Perusak Aset PT Foresta Tiba di Bangka
Ada Apa Sebenarnya? Kuasa Hukum Tak Diberitahu Martoni cs Dibawa ke Polda Babel
Tidak ada pemberitahuan pemindahan. Begitu pengakuan Wandi, kuasa hukum 11 warga yang jadi tersangka dugaan perusakan dan pembakaran aset PT Foresta.
Penulis: Adelina Nurmalitasari | Editor: M Ismunadi
BANGKAPOS.COM, BELITUNG - Tidak ada pemberitahuan pemindahan. Begitu pengakuan Wandi, kuasa hukum 11 warga yang menjadi tersangka atas dugaan perusakan dan pembakaran aset PT Foresta Lestari Dwikarya saat menjawab Posbelitung.co (Grup Bangka Pos), Jumat (25/8/2023).
Wandi hanya sempat mendapatkan informasi bahwa tidak menutup kemungkinan bahwa kasus tersebut akan dilimpahkan ke Polda Babel, tanpa kejelasan pasti waktu pemindahan tersangka.

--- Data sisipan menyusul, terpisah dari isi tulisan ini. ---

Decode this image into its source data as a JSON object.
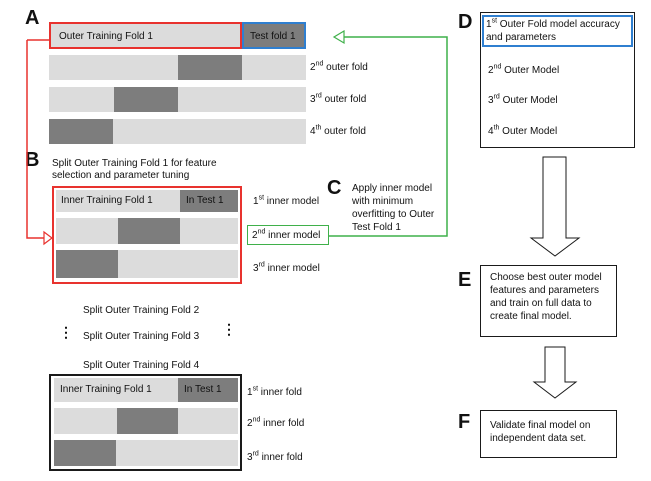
{
  "panels": {
    "A": "A",
    "B": "B",
    "C": "C",
    "D": "D",
    "E": "E",
    "F": "F"
  },
  "outer": {
    "training_label": "Outer Training Fold 1",
    "test_label": "Test fold 1",
    "rows": [
      {
        "sup": "nd",
        "rest": " outer fold",
        "num": "2"
      },
      {
        "sup": "rd",
        "rest": "  outer fold",
        "num": "3"
      },
      {
        "sup": "th",
        "rest": " outer fold",
        "num": "4"
      }
    ]
  },
  "split_b": {
    "title_line1": "Split Outer Training Fold 1 for feature",
    "title_line2": "selection and parameter tuning",
    "inner_training_label": "Inner Training Fold 1",
    "inner_test_label": "In Test 1",
    "rows": [
      {
        "num": "1",
        "sup": "st",
        "rest": " inner model"
      },
      {
        "num": "2",
        "sup": "nd",
        "rest": " inner model"
      },
      {
        "num": "3",
        "sup": "rd",
        "rest": " inner model"
      }
    ]
  },
  "panel_c": {
    "lines": [
      "Apply inner model",
      "with minimum",
      "overfitting  to Outer",
      "Test Fold 1"
    ]
  },
  "splits": {
    "fold2": "Split Outer Training Fold 2",
    "fold3": "Split Outer Training Fold 3",
    "fold4": "Split Outer Training Fold 4",
    "dots": "⋮"
  },
  "split_bottom": {
    "inner_training_label": "Inner Training Fold 1",
    "inner_test_label": "In Test 1",
    "rows": [
      {
        "num": "1",
        "sup": "st",
        "rest": " inner fold"
      },
      {
        "num": "2",
        "sup": "nd",
        "rest": " inner fold"
      },
      {
        "num": "3",
        "sup": "rd",
        "rest": " inner fold"
      }
    ]
  },
  "panel_d": {
    "first_num": "1",
    "first_sup": "st",
    "first_rest": " Outer Fold model accuracy",
    "first_line2": "and parameters",
    "items": [
      {
        "num": "2",
        "sup": "nd",
        "rest": " Outer Model"
      },
      {
        "num": "3",
        "sup": "rd",
        "rest": "  Outer Model"
      },
      {
        "num": "4",
        "sup": "th",
        "rest": " Outer Model"
      }
    ]
  },
  "panel_e": {
    "lines": [
      "Choose best outer model",
      "features and parameters",
      "and train on full data to",
      "create final model."
    ]
  },
  "panel_f": {
    "lines": [
      "Validate final model on",
      "independent data set."
    ]
  },
  "colors": {
    "red": "#e8322e",
    "blue": "#2f7fd0",
    "green": "#3fb04a",
    "light": "#dcdcdc",
    "dark": "#7d7d7d"
  }
}
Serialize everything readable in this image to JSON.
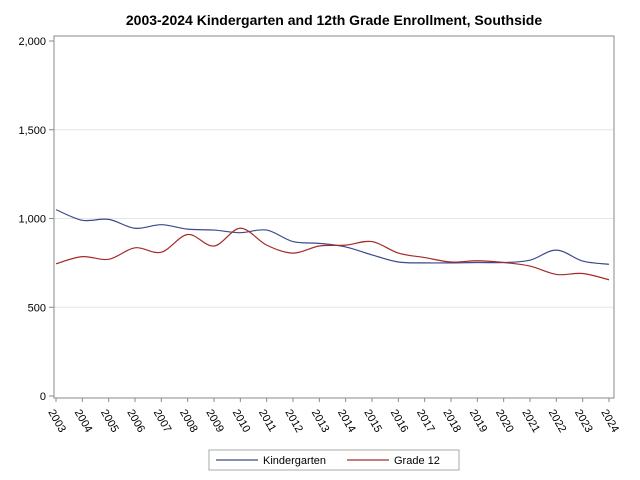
{
  "chart_data": {
    "type": "line",
    "title": "2003-2024 Kindergarten and 12th Grade Enrollment, Southside",
    "xlabel": "",
    "ylabel": "",
    "x": [
      "2003",
      "2004",
      "2005",
      "2006",
      "2007",
      "2008",
      "2009",
      "2010",
      "2011",
      "2012",
      "2013",
      "2014",
      "2015",
      "2016",
      "2017",
      "2018",
      "2019",
      "2020",
      "2021",
      "2022",
      "2023",
      "2024"
    ],
    "ylim": [
      0,
      2000
    ],
    "yticks": [
      0,
      500,
      1000,
      1500,
      2000
    ],
    "ytick_labels": [
      "0",
      "500",
      "1,000",
      "1,500",
      "2,000"
    ],
    "grid": "horizontal",
    "legend": "bottom",
    "series": [
      {
        "name": "Kindergarten",
        "color": "#3a4a8c",
        "values": [
          1050,
          990,
          995,
          945,
          965,
          940,
          935,
          920,
          935,
          870,
          860,
          840,
          795,
          755,
          750,
          750,
          752,
          752,
          765,
          822,
          760,
          742
        ]
      },
      {
        "name": "Grade 12",
        "color": "#a52a2a",
        "values": [
          745,
          785,
          770,
          835,
          810,
          910,
          845,
          945,
          850,
          805,
          845,
          850,
          870,
          805,
          780,
          755,
          762,
          752,
          732,
          685,
          690,
          655
        ]
      }
    ]
  }
}
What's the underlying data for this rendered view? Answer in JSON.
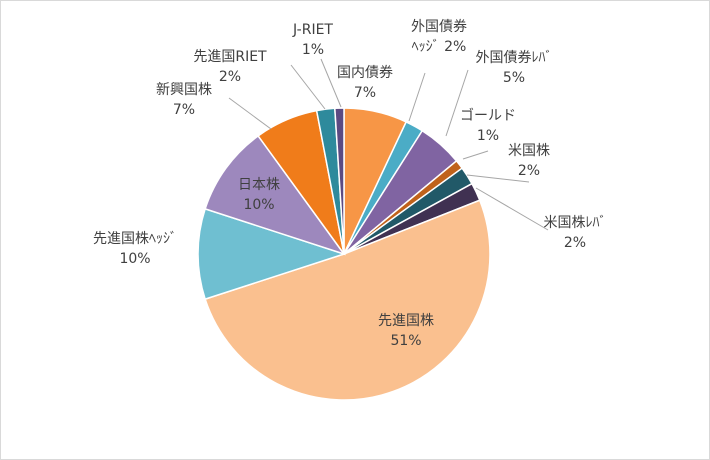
{
  "chart_data": {
    "type": "pie",
    "start_angle_deg": 0,
    "direction": "clockwise",
    "slices": [
      {
        "name": "国内債券",
        "value": 7,
        "label_lines": [
          "国内債券",
          "7%"
        ],
        "color": "#f79646"
      },
      {
        "name": "外国債券ヘッジ",
        "value": 2,
        "label_lines": [
          "外国債券",
          "ﾍｯｼﾞ 2%"
        ],
        "color": "#4bacc6"
      },
      {
        "name": "外国債券レバ",
        "value": 5,
        "label_lines": [
          "外国債券ﾚﾊﾞ",
          "5%"
        ],
        "color": "#8064a2"
      },
      {
        "name": "ゴールド",
        "value": 1,
        "label_lines": [
          "ゴールド",
          "1%"
        ],
        "color": "#c0621b"
      },
      {
        "name": "米国株",
        "value": 2,
        "label_lines": [
          "米国株",
          "2%"
        ],
        "color": "#215968"
      },
      {
        "name": "米国株レバ",
        "value": 2,
        "label_lines": [
          "米国株ﾚﾊﾞ",
          "2%"
        ],
        "color": "#403152"
      },
      {
        "name": "先進国株",
        "value": 51,
        "label_lines": [
          "先進国株",
          "51%"
        ],
        "color": "#fac08f"
      },
      {
        "name": "先進国株ヘッジ",
        "value": 10,
        "label_lines": [
          "先進国株ﾍｯｼﾞ",
          "10%"
        ],
        "color": "#6fbfd1"
      },
      {
        "name": "日本株",
        "value": 10,
        "label_lines": [
          "日本株",
          "10%"
        ],
        "color": "#9d88bd"
      },
      {
        "name": "新興国株",
        "value": 7,
        "label_lines": [
          "新興国株",
          "7%"
        ],
        "color": "#f07c1a"
      },
      {
        "name": "先進国RIET",
        "value": 2,
        "label_lines": [
          "先進国RIET",
          "2%"
        ],
        "color": "#2e8a9c"
      },
      {
        "name": "J-RIET",
        "value": 1,
        "label_lines": [
          "J-RIET",
          "1%"
        ],
        "color": "#5c4a82"
      }
    ]
  }
}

Harusnya, sebagai kuasa hukum ia mendapat surat pemberitahuan sekaligus alasan pemindahan. Ia pun tak mengetahui tujuan pemindahan karena tidak pernah disampaikan.
"Tiba-tiba saya dapat info dari media. Seolah-olah mereka ini teroris, seperti penjahat internasional. Narkoba pun tidak seperti itu prosedurnya, ada apa dengan kasus ini?" kata Wandi.
"Saya kaget mendengar tiba-tiba 11 klien saya dipindahkan Polda. Seharusnya saya diberitahu selaku penasihat hukum. Saya kecewa terutama pada Polres. Saya melihat, ada apa sebenarnya? Kenapa bisa begitu?" lanjutnya.
Wandi turut menjelaskan kronologis kejadian penangkapan yang berlangsung di tempat tinggalnya di Billiton Residence pada Kamis (24/8/2023) dini hari.
Baca juga: BREAKING NEWS: Sebelas Tersangka Pengerusakan Aset PT Foresta Tiba di Pelabuhan Pangkalbalam
Menurutnya, saat itu sebagai penasihat hukum, Wandi berencana mengumpulkan 11 orang yang diduga melakukan tindak pidana pembakaran untuk dihadirkan sebagai saksi di Polres Belitung. Namun karena belum lengkap, mereka lantas tidur di tempat tersebut.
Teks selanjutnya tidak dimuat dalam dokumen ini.